Hernandez: It's always an argument. But also, we work together really well, so it's funny when it's just me and her, we're like, "Oh, that's gonna be no problem. We're gonna fly through that scene."
Weeks: Yeah, we're so much quicker.
Hernandez: There's other people, other dynamics, other stuff that they gotta cover that complicates things. But when it's just us two…
Weeks: On the call sheet, when it's like, "1-2, 1-2, 1-2" [meaning just one-on-one scenes with Magnum and Higgins], we're like, "Fine. Easy day."
Hernandez: We're done! We're gonna nail this! [Laughs.]
You two also got your own Baywatch moments in the second episode, when it was really just Magnum and Higgins going undercover to find out the truth about that lifeguard.
Weeks: I know. They really milked that, didn't they? [We wore] Baywatch red. It was just so classic. It didn't matter what we were saying.
Hernandez: Did you dig them?
I did. The music, the slow-mos, the build-up—all of it.
Weeks: And running down the beach.
Hernandez: And saving a life.
Tell me about shooting the scene in which Magnum rescues a boy from drowning. This is the magic of television after all, but Jay, you had to physically sprint and swim pretty far out to play out that rescue.
Weeks: And the young boy was really underwater! [Looking at Hernandez.] You were freezing.
Hernandez: I always love the action stuff. I love running and doing all of that. It's heroic stuff. You get to be the hero for no reason, really. We were just hanging out at the beach, and we were like, "You know what?
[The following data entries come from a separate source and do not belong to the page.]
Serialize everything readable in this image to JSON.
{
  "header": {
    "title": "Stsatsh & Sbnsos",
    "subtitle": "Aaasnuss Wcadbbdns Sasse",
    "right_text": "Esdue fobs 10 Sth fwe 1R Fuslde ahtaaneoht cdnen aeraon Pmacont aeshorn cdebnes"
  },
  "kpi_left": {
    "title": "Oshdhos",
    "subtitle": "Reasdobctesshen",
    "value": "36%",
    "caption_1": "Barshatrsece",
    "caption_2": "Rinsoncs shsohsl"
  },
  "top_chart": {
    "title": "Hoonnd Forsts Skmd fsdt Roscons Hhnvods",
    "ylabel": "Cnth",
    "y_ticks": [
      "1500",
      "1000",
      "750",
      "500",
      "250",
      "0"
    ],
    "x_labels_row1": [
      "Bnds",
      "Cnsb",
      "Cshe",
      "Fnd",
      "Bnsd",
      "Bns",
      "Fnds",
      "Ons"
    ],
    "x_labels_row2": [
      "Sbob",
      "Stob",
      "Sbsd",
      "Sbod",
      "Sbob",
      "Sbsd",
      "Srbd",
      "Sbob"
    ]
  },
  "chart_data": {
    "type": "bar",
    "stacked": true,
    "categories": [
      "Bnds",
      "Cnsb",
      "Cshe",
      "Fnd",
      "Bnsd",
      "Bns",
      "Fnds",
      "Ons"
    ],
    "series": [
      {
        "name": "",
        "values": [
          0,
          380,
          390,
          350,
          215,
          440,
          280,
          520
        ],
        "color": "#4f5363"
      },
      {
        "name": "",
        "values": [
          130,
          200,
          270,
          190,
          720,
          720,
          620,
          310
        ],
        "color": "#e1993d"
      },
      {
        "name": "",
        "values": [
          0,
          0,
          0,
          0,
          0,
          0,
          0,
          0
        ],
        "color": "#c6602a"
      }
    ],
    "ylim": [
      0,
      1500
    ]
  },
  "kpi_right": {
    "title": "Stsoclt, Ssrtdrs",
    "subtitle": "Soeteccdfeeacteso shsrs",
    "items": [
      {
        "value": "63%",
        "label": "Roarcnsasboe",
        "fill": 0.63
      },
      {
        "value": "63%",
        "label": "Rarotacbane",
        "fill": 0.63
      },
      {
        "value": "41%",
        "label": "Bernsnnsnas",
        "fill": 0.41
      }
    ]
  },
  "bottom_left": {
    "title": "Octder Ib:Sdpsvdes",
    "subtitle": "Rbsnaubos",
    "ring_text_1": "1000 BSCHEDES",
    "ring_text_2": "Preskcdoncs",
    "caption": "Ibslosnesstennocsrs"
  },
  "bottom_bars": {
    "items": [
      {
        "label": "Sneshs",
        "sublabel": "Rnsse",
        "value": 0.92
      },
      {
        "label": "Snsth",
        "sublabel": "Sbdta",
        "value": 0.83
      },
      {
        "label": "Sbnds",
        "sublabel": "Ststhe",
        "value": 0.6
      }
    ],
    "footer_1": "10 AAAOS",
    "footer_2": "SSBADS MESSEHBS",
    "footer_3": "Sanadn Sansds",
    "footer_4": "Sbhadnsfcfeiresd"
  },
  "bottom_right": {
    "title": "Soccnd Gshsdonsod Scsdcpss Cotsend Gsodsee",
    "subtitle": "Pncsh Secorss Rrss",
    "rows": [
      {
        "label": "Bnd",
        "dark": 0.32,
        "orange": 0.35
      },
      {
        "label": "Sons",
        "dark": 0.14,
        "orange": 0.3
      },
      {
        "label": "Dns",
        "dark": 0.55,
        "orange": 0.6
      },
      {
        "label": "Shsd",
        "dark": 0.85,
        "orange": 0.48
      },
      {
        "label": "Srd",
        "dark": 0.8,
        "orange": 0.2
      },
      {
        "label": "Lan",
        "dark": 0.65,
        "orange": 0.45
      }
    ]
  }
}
Let's do some heroic shit right now." [Laughs.] What you were talking about and sort of the Baywatch vibe—I think it was just a fun kind of gag. The fans of the show are gonna dig it. Everybody knows what we're referencing, so it's pretty straight-forward, but it's just another way to be playful and have fun with it.
Weeks: And spend a large proportion of the episode on one of the most beautiful beaches in the world.
Hernandez: Yeah, the office is a nice place to be when you're on Magnum P.I. We get these stunning locations, and then they just cord it off, and it's ours.
At this point in the story, Magnum and Higgins have chosen to keep their romantic relationship a secret from their friends, because they aren't entirely sure if this next step in their relationship will work out. How will the other characters react to the news of Magnum and Higgins' relationship?
Hernandez: It's just funny because we've already established that they want this to happen, so there are some funny moments that they gave us. There are some cute little moments where they're the ones discovering that this is a thing.
Weeks: And Jin is still batting to have Higgins and him together at some point.
Hernandez: Yeah, Jin has my aspirations. He's punching up.
Weeks: I think he's probably gonna be the most disappointed. [Laughs.]
Magnum P.I. airs Sundays at 9/8c on NBC. Episodes are available to stream the next day on Peacock.